ProfileDr. Ata Jahangir Moshayedi, an Associate Professor at Jiangxi University of Science and Technology in China, holds a PhD in Electronic Science from Savitribai Phule Pune University in India. He is a distinguished member of IEEE ( senior member ) and ACM, as well as a Life Member of the Instrument Society of India and a Lifetime Member of the Speed Society of India. Additionally, he contributes to the academic community as a valued member of various editorial teams for international conferences and journals. Dr. Moshayedi's academic achievements are, marked by a portfolio of over 90 papers published across esteemed national and international journals and conferences along with 3 books on robotics (VR and mobile olfaction) and embedded systems. In addition to his scholarly publications, he has authored three books and is credited with two patents and nine copyrights, emblematic of his pioneering contributions to the field. His research interest includes Robotics and Automation/ Sensor modelling/Bio-inspired robot, Biomedical/ Mobile Robot Olfaction/Plume Tracking, Embedded Systems / Machine vision-based Systems/Virtual reality, and Machine vision/Artificial Intelligence. Currently, Dr. Moshayedi is actively engaged in pioneering work at Jiangxi University, where he is developing a model for Automated Guided Vehicles (AGVs) and advancing the realm of Food Delivery Service Robots.

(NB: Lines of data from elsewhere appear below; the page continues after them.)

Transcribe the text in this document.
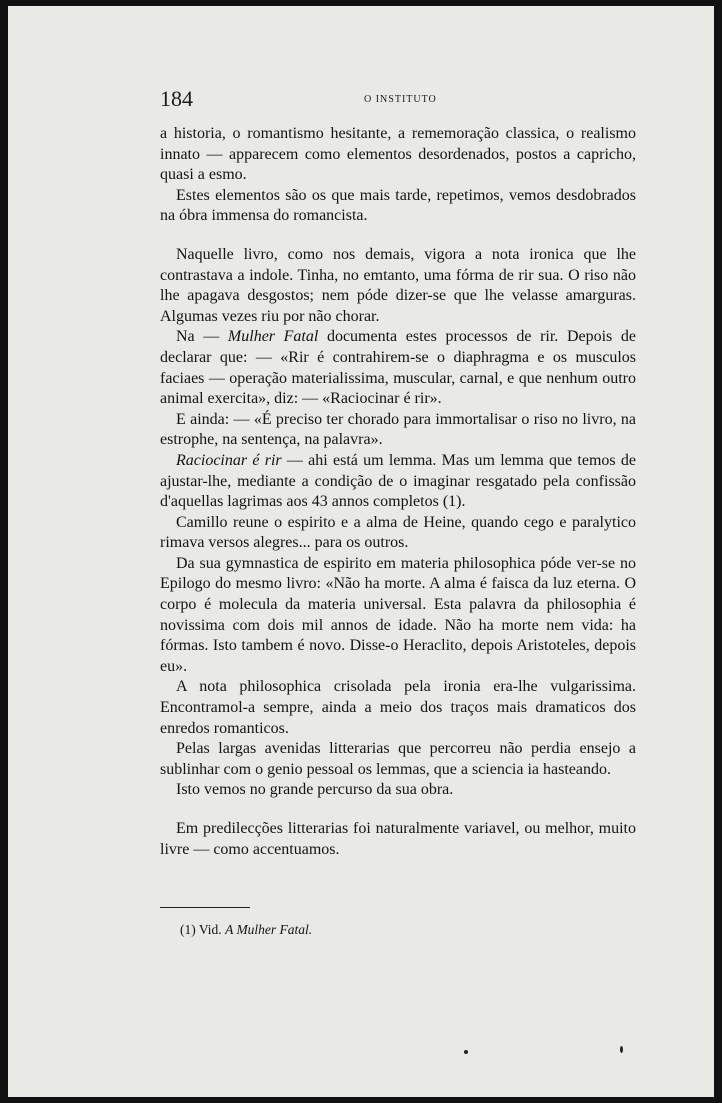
184	O INSTITUTO

a historia, o romantismo hesitante, a rememoração classica, o realismo innato — apparecem como elementos desordenados, postos a capricho, quasi a esmo.

Estes elementos são os que mais tarde, repetimos, vemos desdobrados na óbra immensa do romancista.

Naquelle livro, como nos demais, vigora a nota ironica que lhe contrastava a indole. Tinha, no emtanto, uma fórma de rir sua. O riso não lhe apagava desgostos; nem póde dizer-se que lhe velasse amarguras. Algumas vezes riu por não chorar.

Na — Mulher Fatal documenta estes processos de rir. Depois de declarar que: — «Rir é contrahirem-se o diaphragma e os musculos faciaes — operação materialissima, muscular, carnal, e que nenhum outro animal exercita», diz: — «Raciocinar é rir».

E ainda: — «É preciso ter chorado para immortalisar o riso no livro, na estrophe, na sentença, na palavra».

Raciocinar é rir — ahi está um lemma. Mas um lemma que temos de ajustar-lhe, mediante a condição de o imaginar resgatado pela confissão d'aquellas lagrimas aos 43 annos completos (1).

Camillo reune o espirito e a alma de Heine, quando cego e paralytico rimava versos alegres... para os outros.

Da sua gymnastica de espirito em materia philosophica póde ver-se no Epilogo do mesmo livro: «Não ha morte. A alma é faisca da luz eterna. O corpo é molecula da materia universal. Esta palavra da philosophia é novissima com dois mil annos de idade. Não ha morte nem vida: ha fórmas. Isto tambem é novo. Disse-o Heraclito, depois Aristoteles, depois eu».

A nota philosophica crisolada pela ironia era-lhe vulgarissima. Encontramol-a sempre, ainda a meio dos traços mais dramaticos dos enredos romanticos.

Pelas largas avenidas litterarias que percorreu não perdia ensejo a sublinhar com o genio pessoal os lemmas, que a sciencia ia hasteando.

Isto vemos no grande percurso da sua obra.

Em predilecções litterarias foi naturalmente variavel, ou melhor, muito livre — como accentuamos.

(1) Vid. A Mulher Fatal.
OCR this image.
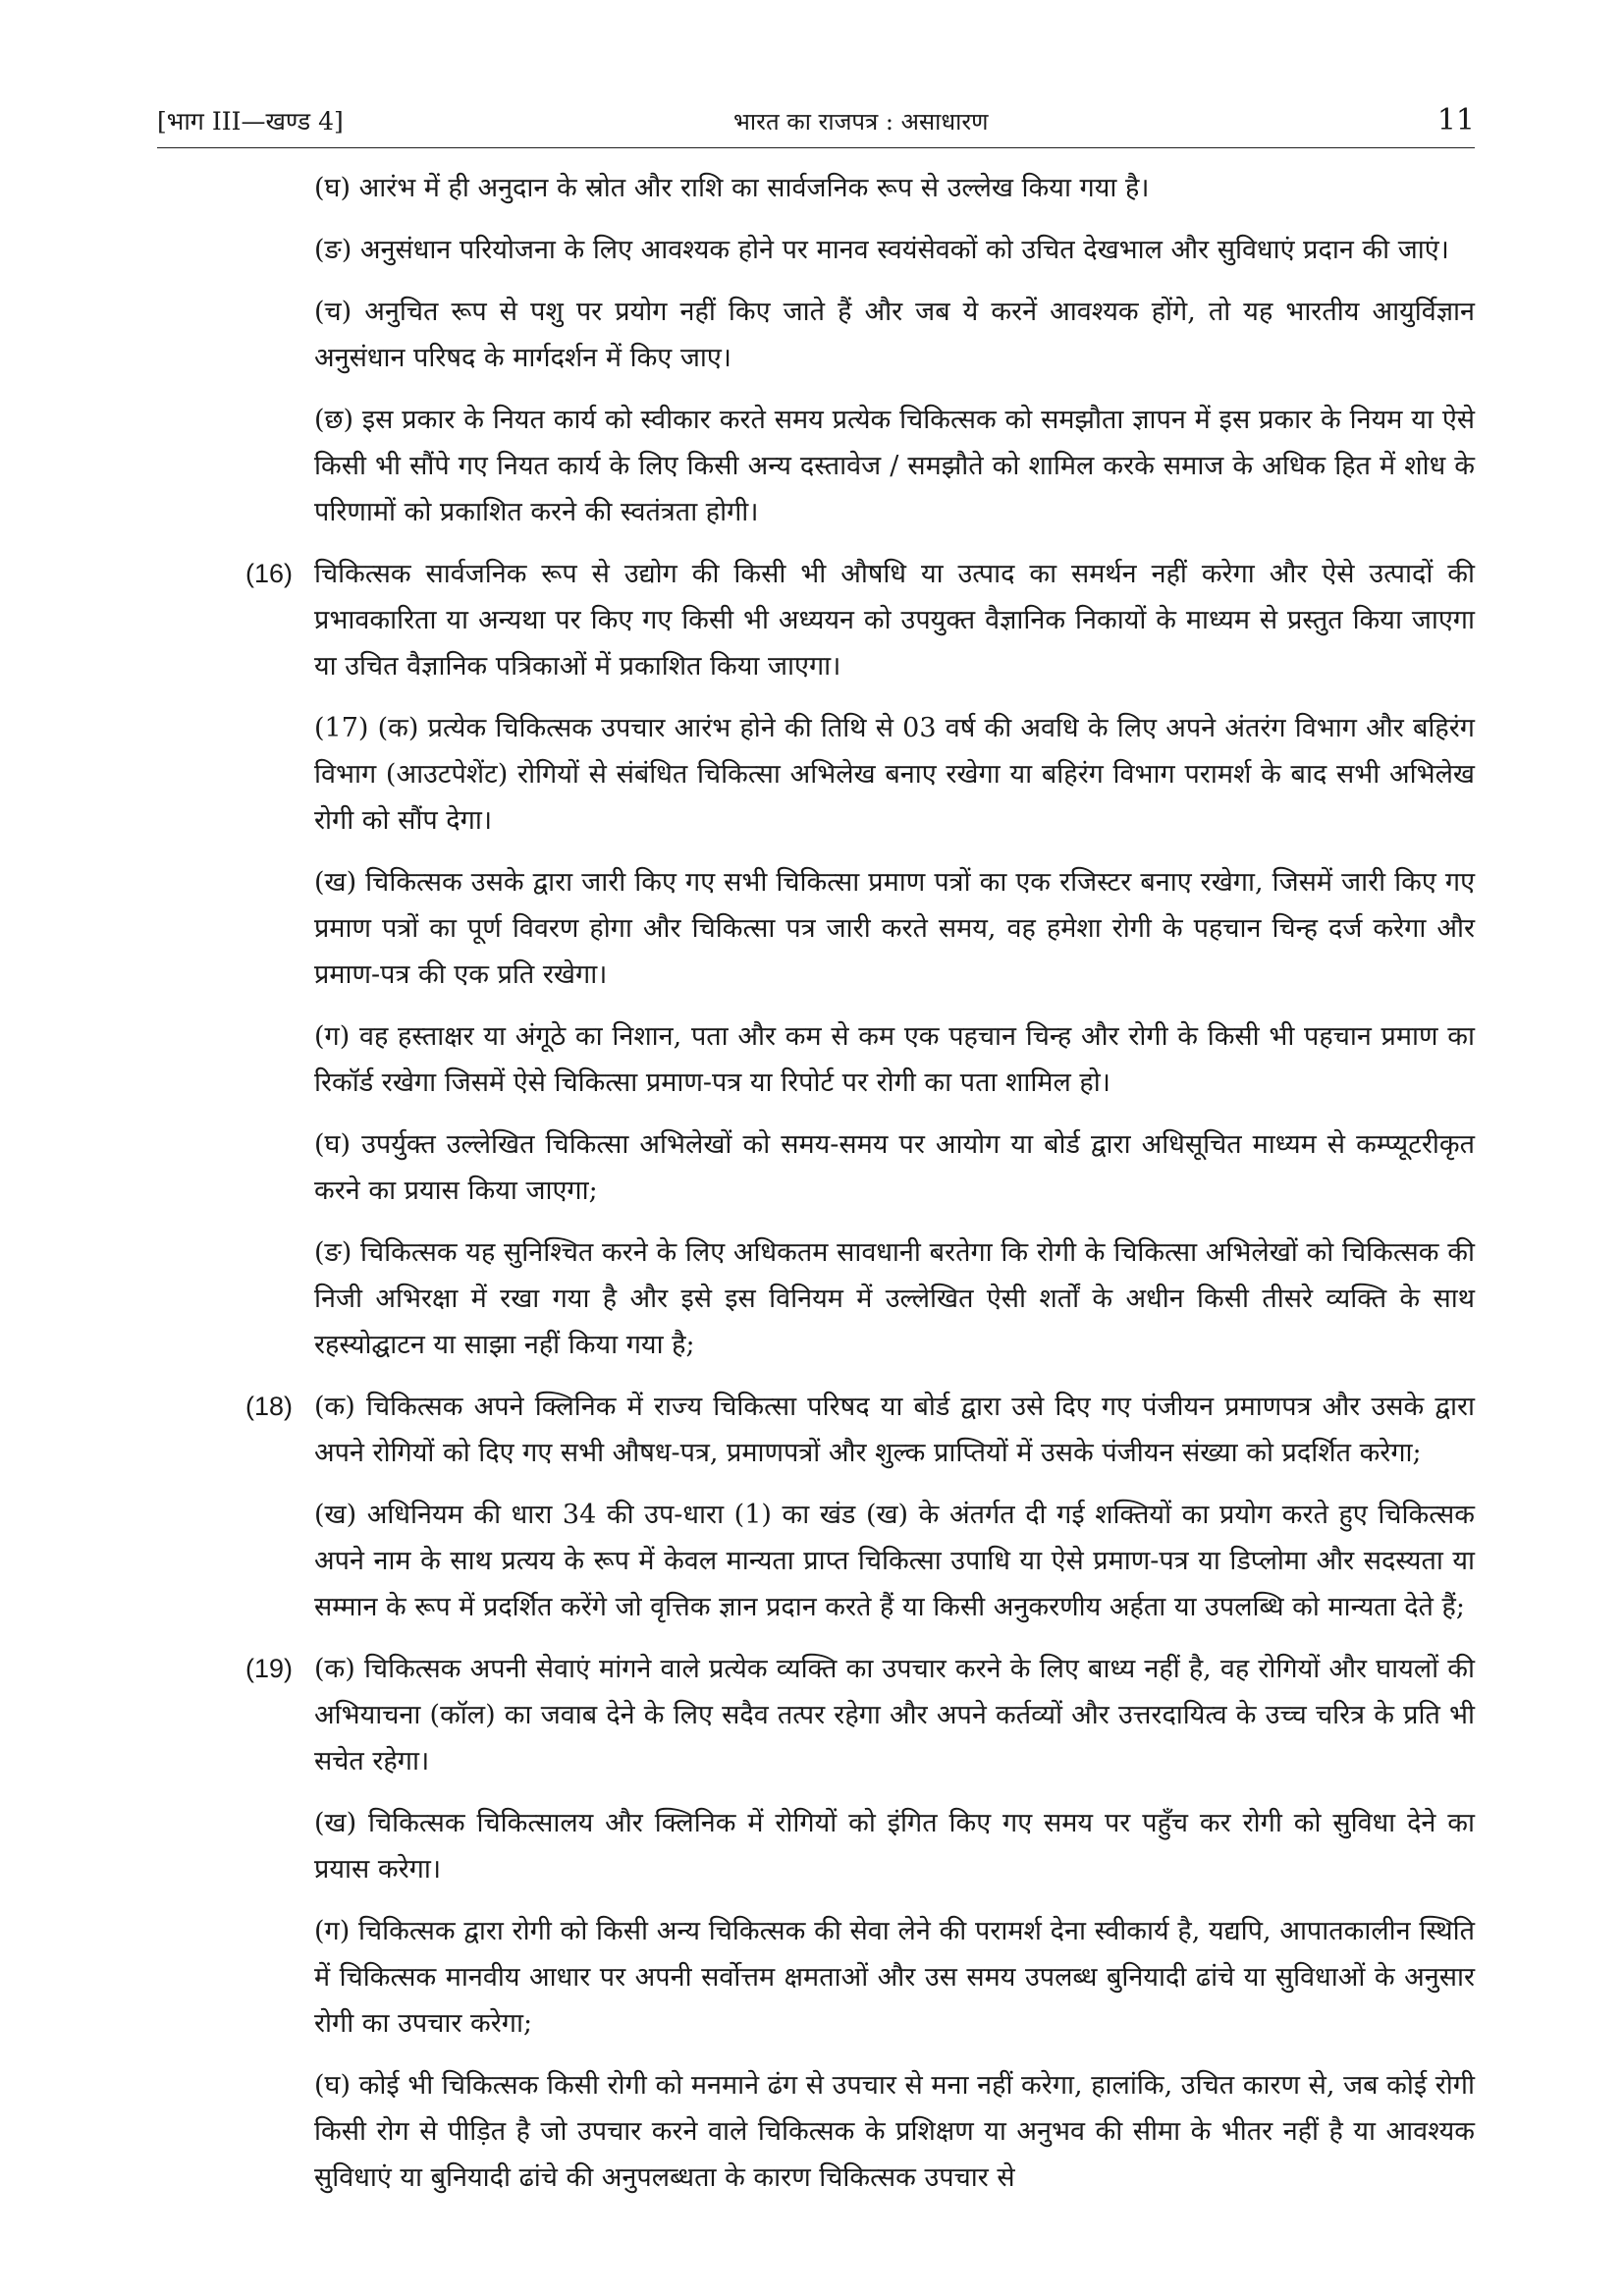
[भाग III—खण्ड 4]	भारत का राजपत्र : असाधारण	11

(घ) आरंभ में ही अनुदान के स्रोत और राशि का सार्वजनिक रूप से उल्लेख किया गया है।

(ङ) अनुसंधान परियोजना के लिए आवश्यक होने पर मानव स्वयंसेवकों को उचित देखभाल और सुविधाएं प्रदान की जाएं।

(च) अनुचित रूप से पशु पर प्रयोग नहीं किए जाते हैं और जब ये करनें आवश्यक होंगे, तो यह भारतीय आयुर्विज्ञान अनुसंधान परिषद के मार्गदर्शन में किए जाए।

(छ) इस प्रकार के नियत कार्य को स्वीकार करते समय प्रत्येक चिकित्सक को समझौता ज्ञापन में इस प्रकार के नियम या ऐसे किसी भी सौंपे गए नियत कार्य के लिए किसी अन्य दस्तावेज / समझौते को शामिल करके समाज के अधिक हित में शोध के परिणामों को प्रकाशित करने की स्वतंत्रता होगी।

(16) चिकित्सक सार्वजनिक रूप से उद्योग की किसी भी औषधि या उत्पाद का समर्थन नहीं करेगा और ऐसे उत्पादों की प्रभावकारिता या अन्यथा पर किए गए किसी भी अध्ययन को उपयुक्त वैज्ञानिक निकायों के माध्यम से प्रस्तुत किया जाएगा या उचित वैज्ञानिक पत्रिकाओं में प्रकाशित किया जाएगा।

(17) (क) प्रत्येक चिकित्सक उपचार आरंभ होने की तिथि से 03 वर्ष की अवधि के लिए अपने अंतरंग विभाग और बहिरंग विभाग (आउटपेशेंट) रोगियों से संबंधित चिकित्सा अभिलेख बनाए रखेगा या बहिरंग विभाग परामर्श के बाद सभी अभिलेख रोगी को सौंप देगा।

(ख) चिकित्सक उसके द्वारा जारी किए गए सभी चिकित्सा प्रमाण पत्रों का एक रजिस्टर बनाए रखेगा, जिसमें जारी किए गए प्रमाण पत्रों का पूर्ण विवरण होगा और चिकित्सा पत्र जारी करते समय, वह हमेशा रोगी के पहचान चिन्ह दर्ज करेगा और प्रमाण-पत्र की एक प्रति रखेगा।

(ग) वह हस्ताक्षर या अंगूठे का निशान, पता और कम से कम एक पहचान चिन्ह और रोगी के किसी भी पहचान प्रमाण का रिकॉर्ड रखेगा जिसमें ऐसे चिकित्सा प्रमाण-पत्र या रिपोर्ट पर रोगी का पता शामिल हो।

(घ) उपर्युक्त उल्लेखित चिकित्सा अभिलेखों को समय-समय पर आयोग या बोर्ड द्वारा अधिसूचित माध्यम से कम्प्यूटरीकृत करने का प्रयास किया जाएगा;

(ङ) चिकित्सक यह सुनिश्चित करने के लिए अधिकतम सावधानी बरतेगा कि रोगी के चिकित्सा अभिलेखों को चिकित्सक की निजी अभिरक्षा में रखा गया है और इसे इस विनियम में उल्लेखित ऐसी शर्तों के अधीन किसी तीसरे व्यक्ति के साथ रहस्योद्घाटन या साझा नहीं किया गया है;

(18) (क) चिकित्सक अपने क्लिनिक में राज्य चिकित्सा परिषद या बोर्ड द्वारा उसे दिए गए पंजीयन प्रमाणपत्र और उसके द्वारा अपने रोगियों को दिए गए सभी औषध-पत्र, प्रमाणपत्रों और शुल्क प्राप्तियों में उसके पंजीयन संख्या को प्रदर्शित करेगा;

(ख) अधिनियम की धारा 34 की उप-धारा (1) का खंड (ख) के अंतर्गत दी गई शक्तियों का प्रयोग करते हुए चिकित्सक अपने नाम के साथ प्रत्यय के रूप में केवल मान्यता प्राप्त चिकित्सा उपाधि या ऐसे प्रमाण-पत्र या डिप्लोमा और सदस्यता या सम्मान के रूप में प्रदर्शित करेंगे जो वृत्तिक ज्ञान प्रदान करते हैं या किसी अनुकरणीय अर्हता या उपलब्धि को मान्यता देते हैं;

(19) (क) चिकित्सक अपनी सेवाएं मांगने वाले प्रत्येक व्यक्ति का उपचार करने के लिए बाध्य नहीं है, वह रोगियों और घायलों की अभियाचना (कॉल) का जवाब देने के लिए सदैव तत्पर रहेगा और अपने कर्तव्यों और उत्तरदायित्व के उच्च चरित्र के प्रति भी सचेत रहेगा।

(ख) चिकित्सक चिकित्सालय और क्लिनिक में रोगियों को इंगित किए गए समय पर पहुँच कर रोगी को सुविधा देने का प्रयास करेगा।

(ग) चिकित्सक द्वारा रोगी को किसी अन्य चिकित्सक की सेवा लेने की परामर्श देना स्वीकार्य है, यद्यपि, आपातकालीन स्थिति में चिकित्सक मानवीय आधार पर अपनी सर्वोत्तम क्षमताओं और उस समय उपलब्ध बुनियादी ढांचे या सुविधाओं के अनुसार रोगी का उपचार करेगा;

(घ) कोई भी चिकित्सक किसी रोगी को मनमाने ढंग से उपचार से मना नहीं करेगा, हालांकि, उचित कारण से, जब कोई रोगी किसी रोग से पीड़ित है जो उपचार करने वाले चिकित्सक के प्रशिक्षण या अनुभव की सीमा के भीतर नहीं है या आवश्यक सुविधाएं या बुनियादी ढांचे की अनुपलब्धता के कारण चिकित्सक उपचार से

Speech Title: The potential applications of E-Nose on Medicine

Abstract: The study of creature olfaction systems since 1982 has inspired the development of Electronic Nose (E-Nose) technology, marking a significant step in mimicking nature's sensing abilities. From its origins in food quality testing to applications in bomb detection and agriculture, E-Nose has expanded into medicine, including recent use in identifying COVID-19 infections. This talk delves into E-Nose's structure, sensor behavior, and its growing role in medical research, highlighting its potential for disease diagnosis, drug monitoring, environmental assessment, and rapid point-of-care testing, shaping new avenues for healthcare innovation.